Nike Inc.: This Is Why Nike Stock Is a Good Bet for Income Investors
Nike Stock is Returning Value to Shareholders
As an income investor, you probably haven’t paid that much attention to Nike, Inc. (NYSE:NKE) stock. With an annual dividend yield of 1.11%, Nike stock isn’t exactly the one you use to build a high-yield portfolio. Still, that doesn’t mean income investors should ignore the sportswear company altogether. Because going forward, Nike stock could be returning some serious value to investors.
Nike Stock: Future Looks Bright
First of all, NKE stock’s $0.16-per-share quarterly dividend rate doesn’t tell the whole story. Other than paying dividends, the company is also buying back its shares. Last November, Nike’s board of directors approved a new four-year, $12.0-billion share repurchase program. (Source: “Nike Inc Announces New $12 Billion Share Repurchase Program, 14 Percent Increase in Quarterly Dividend, and Two-For-One Stock Split,” Nike, Inc., November 19, 2015.)
Buying back one’s shares is another way for a company to return value to shareholders. It reduces the number of shares outstanding for the company, which usually increases measures of profitability, like earnings per share and cash flow per share. At the same time, it often improves performance measures like return on equity. These improved metrics would generally result in a higher share price over time, providing capital gains for investors.
The exact timing of share repurchases is usually not specified. In the fourth quarter of Nike’s fiscal 2016, which ended May 31, the company spent approximately $540 million to repurchase a total of nine million shares as part of its four-year, $12.0-billion program. (Source: “Nike, Inc. Reports Fiscal 2016 Fourth Quarter And Full Year Results,” Nike, Inc., June 28, 2016.)
The company is returning value to shareholders, but to keep the dividends and buybacks going and potentially increasing, Nike needs to grow its business. And on that front, the company seems to be in good shape.

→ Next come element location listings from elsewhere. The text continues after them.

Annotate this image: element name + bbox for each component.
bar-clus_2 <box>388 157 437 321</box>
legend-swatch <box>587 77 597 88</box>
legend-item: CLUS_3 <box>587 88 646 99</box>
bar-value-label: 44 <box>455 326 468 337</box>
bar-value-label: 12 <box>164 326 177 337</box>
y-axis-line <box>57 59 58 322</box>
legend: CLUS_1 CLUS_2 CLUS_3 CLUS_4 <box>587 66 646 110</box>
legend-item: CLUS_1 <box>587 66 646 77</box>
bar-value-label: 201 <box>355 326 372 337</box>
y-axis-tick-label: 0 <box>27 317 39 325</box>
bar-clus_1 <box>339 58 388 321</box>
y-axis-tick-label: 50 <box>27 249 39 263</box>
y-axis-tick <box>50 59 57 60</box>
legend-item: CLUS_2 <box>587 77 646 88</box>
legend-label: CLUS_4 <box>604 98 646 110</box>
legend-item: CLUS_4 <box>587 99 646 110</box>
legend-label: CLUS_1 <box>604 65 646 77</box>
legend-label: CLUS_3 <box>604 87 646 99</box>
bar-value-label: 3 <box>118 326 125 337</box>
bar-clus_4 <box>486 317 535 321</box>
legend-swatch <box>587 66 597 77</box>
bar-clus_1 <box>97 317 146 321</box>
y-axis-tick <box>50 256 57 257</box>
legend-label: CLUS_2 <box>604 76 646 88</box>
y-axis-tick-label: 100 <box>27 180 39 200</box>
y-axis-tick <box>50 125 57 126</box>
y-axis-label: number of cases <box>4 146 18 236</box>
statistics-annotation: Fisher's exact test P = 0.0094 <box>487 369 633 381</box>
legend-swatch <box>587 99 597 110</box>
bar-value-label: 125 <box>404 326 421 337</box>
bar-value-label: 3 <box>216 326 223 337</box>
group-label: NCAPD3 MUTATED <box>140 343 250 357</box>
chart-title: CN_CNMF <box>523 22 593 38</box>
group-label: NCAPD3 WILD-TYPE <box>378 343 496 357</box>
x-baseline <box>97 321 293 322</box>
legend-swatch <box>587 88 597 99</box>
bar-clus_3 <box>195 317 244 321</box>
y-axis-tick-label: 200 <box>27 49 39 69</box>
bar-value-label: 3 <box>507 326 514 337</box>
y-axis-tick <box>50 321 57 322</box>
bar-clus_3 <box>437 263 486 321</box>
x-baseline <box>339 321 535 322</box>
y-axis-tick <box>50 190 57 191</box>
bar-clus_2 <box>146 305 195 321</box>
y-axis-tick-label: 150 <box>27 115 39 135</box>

In Nike’s fiscal 2016, revenue grew six percent year-over-year to $32.4 billion. Excluding the impact of exchange rate fluctuations, revenue growth would have been 12%. Top-line growth translated to the bottom line; for the fiscal year, Nike generated $2.16 of earnings per share, a 17% increase from the prior fiscal year.
There are positive signs for the current quarter as well. Nike’s worldwide futures orders totaled $14.9 billion at the end of May, an eight percent increase from the same period last year, and would have been an 11% increase on a currency-neutral basis. These include future orders for Nike-brand athletic footwear and apparel scheduled for delivery from June through November of 2016.
Nike stock’s performance hasn’t been that great so far this year, but the five-decade-old sportswear giant still has plenty of appeal to institutional investors. As a matter of fact, NKE stock was the second-largest purchase by institutional investors in the second quarter, only behind Yahoo! Inc. (NASDAQ:YHOO). According to FactSet, the top 50 hedge funds added $1.3 billion worth of Nike stock to the aggregate hedge fund portfolio. Some of the major buyers included Lone Pine Capital, D.E. Shaw & Co, and Renaissance Technologies LLC. (Source: “Hedge Fund Ownership,” FactSet, August 23, 2016.)
The Bottom Line on Nike Stock
At the end of the day, keep in mind that the past year wasn’t exactly nice to U.S. multinational companies. Economic growth was sluggish in many parts of the world and there were strong currency headwinds. But Nike continued to grow both its top and bottom line numbers at a decent pace and even raised its payout to income investors.
With solid operations and an excellent track record in returning value to shareholders, Nike stock deserves a spot on every income investor’s watch list.